I just finished reading Leonard Mlodinow’s book, The Drunkard’s Walk: How Randomness Rules Our Lives, in which he tells the history of statistics and shows how we are inclined to find (and trust) patterns where there are none. Our illusions about significance, he says, blind us to how much chance rules our lives. In his crosshairs are, among other things, polls, wine ratings, sports scores, and the stock market.
This is the kind of book I love: rational, demonstrable, skeptical, and amused at the human ability to willingly delude ourselves into meaning where there is none.
While I enjoyed all the statistical blunders he describes (including the OJ trial), one of the founders of the field of statistics he discusses particularly interested me for another reason. This is one Thomas Buckle who wrote two volumes of a planned trilogy on European civilization from a statistical point of view. The third never materialized because he caught typhus in Damascus and died in 1841. This might be unexceptional except a doctor offered to treat him, an offer Buckle declined because the man was French. Therefore, as Mlodinow points out, Buckle died.
British xenophobia aside, I find myself imagining a modern counterpart: Mr. Buckle as a Republican choosing death over being treated by a Democrat.
While we may dismiss my musing as merely playful, I wonder if that’s not what has been happening in our politics. Rather than solve anything together, both parties would prefer to see the patient die while pointing the finger at one another and calling one another names.
This leads me to another musing: why has the word liberal become so vilified when the word conservative is just as culpable. Both words describe the outer edges of the bell curve Mlodinow describes. Statistically neither side of the statistical deviation has any claim to moral majority, liberals and conservative claim about 30% on each end, with the rest of us clumped somewhere in the middle. Yet the conservative deviation has set itself up to be the middle.
Conservatives, of course, are (primarily although not exclusively) Republicans who disapprove of the party and wish to distance themselves from policy decisions that are unpopular or difficult to defend. They claim it was Republicans (not conservatives) who allowed themselves to be bought and sold by corporate interests thus bringing on the corporate bailout; it was Republicans (not conservatives) who took the country to war on the basis of a flimsy excuse; and it was Republicans (not conservatives) who racked up a massive budget deficit.
Conservatives like to cherry pick the ideals of the party. They argue they are fiscally prudent, flag waving patriots, free enterprise supporters, and believers in free enterprise and American predominance in the world. Their banner holders are the new populists who promise to listen to the people (until corporate money starts pouring in). You must forgive my cynicism here as, being senior, I have seen so many protestations of political virtue dashed upon the rocks of opportunity.
I must admit I am no fan of liberals either when they display the same absolute behavior (and they do). That I find the moralistic posturing of the conservative right more annoying is really my own problem. My particular wrath is reserved for the invisible hand (and not Adam Smith's) that runs the government and country.

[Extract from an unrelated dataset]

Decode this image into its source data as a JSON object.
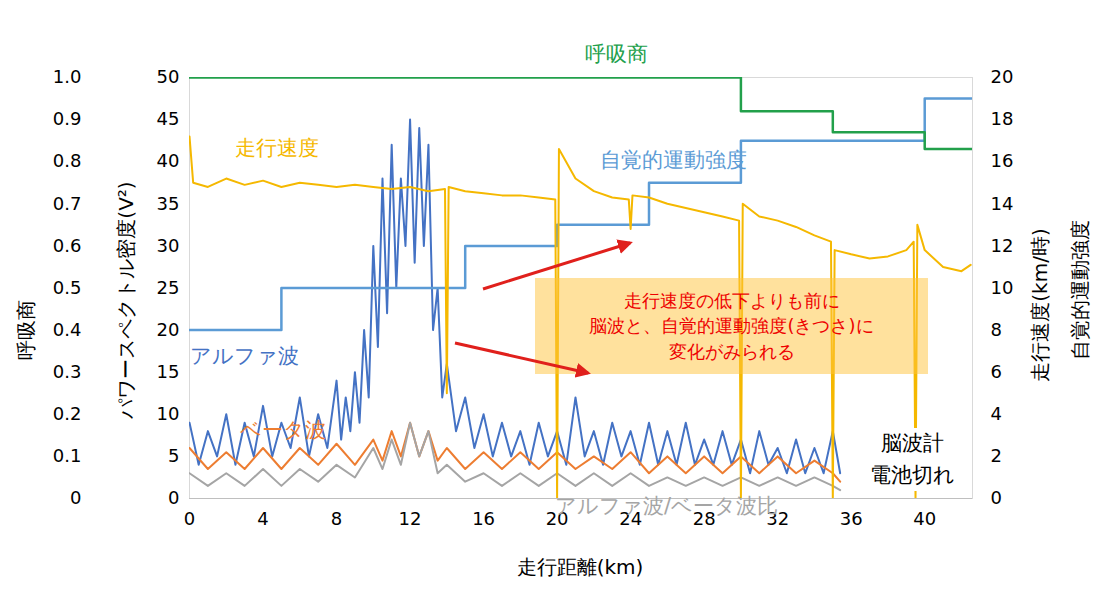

That invisible hand is not the marketplace but Big Business and Big Finance. I've talked before in this blog about how corporations are not governments and I am discouraged how many segments of the population simply cannot see the larger picture any more than they can see how their own behavior contributed to our meltdown.
Our gullible media (itself a corporation) does from time to time expose the corporate benefit behind the Middle East wars, yet the same people raising hell over lapel pins can find nowhere near the same anger against the financial manipulations that have robbed us of pensions and home values; in fact, they seem poised to vote back in the very same people who allowed the mayhem in the first place. I am confounded.
Corporate America will support conservative candidates because they will be less likely to regulate the financial markets; it does not take much to predict where they make the major contributions in their own interest. The recent Supreme Court decision means they have no limitations on their donations to political campaigns, so there will not be even the pretence of covert funding. Conservative candidates can be expected to reap a funding bonanza.
Given all this, I don’t understand why anyone would want to be called conservative, let alone choose that name for themselves, when it implies being a stooge for big money. Liberal is bad enough—but to be called conservative? I’d be pretty upset if someone tried to call me that.